Don’t make art for fame and fortune—those are accidental, on the evidence, since for every great artist who achieves fame there are usually several just as good who don’t—and by all means don’t do it for posterity. Do it for yourself. Do it to please yourself. Do what you have to do, to satisfy your own artistic urges. Do it because it’s as essential to your well-being as breathing. Do it because you must do it, or die. Anything other reason to make art is insufficient.

I have no idea what I will be remembered for, if I am remembered at all. I don’t think about it much, except to note the probability that the pieces that I personally care about the most are the least likely for which I will be remembered. My experience in dealing with an audience has often been that the art that I make, that I myself value the least, is the art for which I often receive the most encouragement. I note the irony, without judging it or the people involved. It’s actively amusing, when I do think about it. I note that the encouragement and praise does feed my ego, if I let it; but praise is not essential for making art. I recognize that I’m good at more than one form, genre, and medium of creative artwork: I recognize that I’m good at more than one artistic pursuit, and choose not to choose between them, and choose not to value one medium over the rest. This is a polymath stance that is often neither supported nor understood.

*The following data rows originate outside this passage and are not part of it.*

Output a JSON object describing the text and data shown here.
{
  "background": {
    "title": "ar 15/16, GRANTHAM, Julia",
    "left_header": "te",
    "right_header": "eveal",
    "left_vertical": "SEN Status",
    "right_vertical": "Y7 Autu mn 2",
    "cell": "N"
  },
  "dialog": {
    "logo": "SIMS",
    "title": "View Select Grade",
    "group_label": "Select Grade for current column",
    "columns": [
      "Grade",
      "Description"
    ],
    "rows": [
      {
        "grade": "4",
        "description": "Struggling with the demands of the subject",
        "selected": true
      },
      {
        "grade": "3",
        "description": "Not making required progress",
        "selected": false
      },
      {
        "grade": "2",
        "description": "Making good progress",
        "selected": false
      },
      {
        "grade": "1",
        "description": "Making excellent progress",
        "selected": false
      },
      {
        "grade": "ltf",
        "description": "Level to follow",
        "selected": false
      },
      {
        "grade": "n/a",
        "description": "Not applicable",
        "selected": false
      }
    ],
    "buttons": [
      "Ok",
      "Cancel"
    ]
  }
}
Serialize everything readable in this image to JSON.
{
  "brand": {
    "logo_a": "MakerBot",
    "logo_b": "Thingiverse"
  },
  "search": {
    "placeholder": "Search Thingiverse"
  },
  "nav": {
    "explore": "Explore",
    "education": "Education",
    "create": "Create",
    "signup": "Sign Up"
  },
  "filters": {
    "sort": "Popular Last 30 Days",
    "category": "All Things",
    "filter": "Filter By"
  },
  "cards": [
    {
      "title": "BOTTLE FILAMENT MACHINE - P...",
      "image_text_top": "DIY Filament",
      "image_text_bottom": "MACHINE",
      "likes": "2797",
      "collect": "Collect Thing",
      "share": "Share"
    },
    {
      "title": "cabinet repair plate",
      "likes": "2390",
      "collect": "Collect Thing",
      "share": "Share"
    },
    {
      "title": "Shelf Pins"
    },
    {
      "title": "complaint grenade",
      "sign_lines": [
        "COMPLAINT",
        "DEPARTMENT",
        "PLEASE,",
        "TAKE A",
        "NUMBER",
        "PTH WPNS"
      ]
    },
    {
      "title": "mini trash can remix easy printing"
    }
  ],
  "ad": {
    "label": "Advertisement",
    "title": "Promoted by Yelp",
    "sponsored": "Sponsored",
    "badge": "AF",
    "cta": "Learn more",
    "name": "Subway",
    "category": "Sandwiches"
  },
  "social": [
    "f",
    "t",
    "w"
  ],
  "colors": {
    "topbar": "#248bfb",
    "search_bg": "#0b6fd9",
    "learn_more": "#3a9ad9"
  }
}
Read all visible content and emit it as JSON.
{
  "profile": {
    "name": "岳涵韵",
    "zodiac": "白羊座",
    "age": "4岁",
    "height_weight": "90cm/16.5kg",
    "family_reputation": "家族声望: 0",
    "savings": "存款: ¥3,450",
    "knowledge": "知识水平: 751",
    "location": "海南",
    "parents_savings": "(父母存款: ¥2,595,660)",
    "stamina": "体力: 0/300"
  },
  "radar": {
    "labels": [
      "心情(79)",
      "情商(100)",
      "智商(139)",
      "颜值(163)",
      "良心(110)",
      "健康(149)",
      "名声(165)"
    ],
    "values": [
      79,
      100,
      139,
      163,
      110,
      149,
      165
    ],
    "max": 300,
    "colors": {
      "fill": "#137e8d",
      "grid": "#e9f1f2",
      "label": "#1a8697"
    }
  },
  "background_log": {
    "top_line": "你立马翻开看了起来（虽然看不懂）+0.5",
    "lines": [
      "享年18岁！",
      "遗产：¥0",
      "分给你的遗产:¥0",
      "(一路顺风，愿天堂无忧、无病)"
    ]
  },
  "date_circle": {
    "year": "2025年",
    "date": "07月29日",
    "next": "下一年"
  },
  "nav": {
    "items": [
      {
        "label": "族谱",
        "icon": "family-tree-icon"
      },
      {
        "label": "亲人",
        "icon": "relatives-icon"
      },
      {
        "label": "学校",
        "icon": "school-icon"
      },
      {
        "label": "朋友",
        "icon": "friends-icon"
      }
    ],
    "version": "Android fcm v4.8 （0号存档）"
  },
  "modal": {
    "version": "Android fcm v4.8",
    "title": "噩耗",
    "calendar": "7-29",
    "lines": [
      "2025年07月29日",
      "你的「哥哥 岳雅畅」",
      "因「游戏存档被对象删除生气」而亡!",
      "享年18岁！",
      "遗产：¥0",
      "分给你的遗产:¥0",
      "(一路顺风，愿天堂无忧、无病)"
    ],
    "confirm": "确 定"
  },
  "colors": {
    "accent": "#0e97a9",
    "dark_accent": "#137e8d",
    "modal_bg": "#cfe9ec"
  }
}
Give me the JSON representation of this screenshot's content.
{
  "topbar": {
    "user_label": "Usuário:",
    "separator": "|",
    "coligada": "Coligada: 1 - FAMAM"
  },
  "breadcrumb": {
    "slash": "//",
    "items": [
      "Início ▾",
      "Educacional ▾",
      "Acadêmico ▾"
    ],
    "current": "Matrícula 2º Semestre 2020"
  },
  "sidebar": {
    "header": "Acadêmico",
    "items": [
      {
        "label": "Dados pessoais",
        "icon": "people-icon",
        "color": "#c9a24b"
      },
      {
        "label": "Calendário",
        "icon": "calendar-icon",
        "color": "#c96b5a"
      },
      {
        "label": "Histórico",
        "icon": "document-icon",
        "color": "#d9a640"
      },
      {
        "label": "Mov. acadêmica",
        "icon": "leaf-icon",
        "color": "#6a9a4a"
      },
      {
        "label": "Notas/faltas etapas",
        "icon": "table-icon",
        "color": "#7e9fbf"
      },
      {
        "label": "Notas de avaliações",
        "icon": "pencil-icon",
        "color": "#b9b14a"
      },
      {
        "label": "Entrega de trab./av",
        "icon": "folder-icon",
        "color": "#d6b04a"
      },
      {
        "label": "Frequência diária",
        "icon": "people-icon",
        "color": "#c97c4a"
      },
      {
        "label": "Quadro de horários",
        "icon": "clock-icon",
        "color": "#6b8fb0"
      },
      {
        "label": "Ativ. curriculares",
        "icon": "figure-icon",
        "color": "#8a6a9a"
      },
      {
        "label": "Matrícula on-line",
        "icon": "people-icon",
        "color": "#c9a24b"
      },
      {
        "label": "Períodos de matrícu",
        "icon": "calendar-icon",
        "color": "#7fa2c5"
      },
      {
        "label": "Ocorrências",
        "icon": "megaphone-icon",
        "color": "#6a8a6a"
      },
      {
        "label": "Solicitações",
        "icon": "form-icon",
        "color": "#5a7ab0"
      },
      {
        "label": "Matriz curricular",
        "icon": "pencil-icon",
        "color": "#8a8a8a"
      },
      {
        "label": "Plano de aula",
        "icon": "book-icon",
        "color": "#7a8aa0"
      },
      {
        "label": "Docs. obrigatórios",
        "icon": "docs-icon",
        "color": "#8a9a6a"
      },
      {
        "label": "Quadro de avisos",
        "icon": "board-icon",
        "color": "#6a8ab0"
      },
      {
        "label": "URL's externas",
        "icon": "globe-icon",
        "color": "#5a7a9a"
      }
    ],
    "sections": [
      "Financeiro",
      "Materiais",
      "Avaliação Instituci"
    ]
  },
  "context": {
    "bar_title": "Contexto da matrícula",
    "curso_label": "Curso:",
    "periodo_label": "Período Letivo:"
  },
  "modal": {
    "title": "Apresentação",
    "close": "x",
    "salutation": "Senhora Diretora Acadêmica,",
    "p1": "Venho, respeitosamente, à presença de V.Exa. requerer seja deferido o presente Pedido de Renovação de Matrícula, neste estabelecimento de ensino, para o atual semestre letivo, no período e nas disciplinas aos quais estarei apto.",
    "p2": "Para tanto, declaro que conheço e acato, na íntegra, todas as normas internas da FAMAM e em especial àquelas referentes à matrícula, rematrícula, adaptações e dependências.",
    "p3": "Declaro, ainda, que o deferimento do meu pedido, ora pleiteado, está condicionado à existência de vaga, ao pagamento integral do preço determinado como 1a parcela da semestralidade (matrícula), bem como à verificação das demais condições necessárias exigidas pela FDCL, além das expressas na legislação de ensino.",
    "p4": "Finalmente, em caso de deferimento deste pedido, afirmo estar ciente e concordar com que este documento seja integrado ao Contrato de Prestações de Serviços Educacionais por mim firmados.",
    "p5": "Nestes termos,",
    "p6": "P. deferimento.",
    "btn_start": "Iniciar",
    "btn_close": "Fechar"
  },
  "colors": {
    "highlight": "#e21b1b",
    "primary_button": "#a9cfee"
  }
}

The artform out of which I personally get the most satisfaction, music, is the one artform which has least often provided me a steady income. In some ways, that’s liberating, because I don’t feel forced to compromise my music, to prostitute it (even though I would, if asked to), or to change it in any way to please others. In other ways, this is the root of irony: the painter who will be remembered for his memoirs, the poet who will be remembered for her journals.

Where we bury our egos in our work, where we invest our self-worth in our product, sometimes so deeply that we are not even aware of our buried investments—those are the places which can kick us back, hard. Any ego I develop about my artwork, in any genre, is profoundly laughable, and the irony of legacy both reminds me to keep myself from getting inflated, and also puts everything in perspective. I think perhaps the true test of artistic durability is: will anybody give a damn about it in a hundred years? It’s okay if they don’t; we shall not cease to paint, even though we know our memoirs will be what everyone remembers us for.

Sure, you can get good, useful feedback, critique, and support from other artists—some of whom will understand what drives you better, at core, than your loved ones ever will—and you might even develop an audience for your work. I’ve made my living, at times, from commercial and production art; but that isn’t my art, and even though I always undertake it with the utmost craft and skill that I am able to bring to it, in the end I don’t care about it. It’s not the art I do for myself, to myself, out of myself. It’s time-bound and ephemeral. Ironically, of course, my commercial illustration work has had an inherently wider audience than any of my personal artwork has ever had.

The trick to preserving one’s sanity, in this unstable, back-biting and crazy-making world of art, though, is to not care about it too much. Non-attachment to outcomes is an important self-discipline that any artist would be well-served to cultivate.

So, that’s how you keep going: you ignore the irony of legacy, or laugh at it, always remembering that the last laugh will be on you.

The reason to do your art remains, simply, to do your art. Do it because it must he done. Do it because you have to. Do it because no one else can do it the way you do it, with your specific sense of the craft and tools of your media. Do it because you can’t live without doing it. Do it because you have no other choice but to do it.

All audiences come later, if they come at all.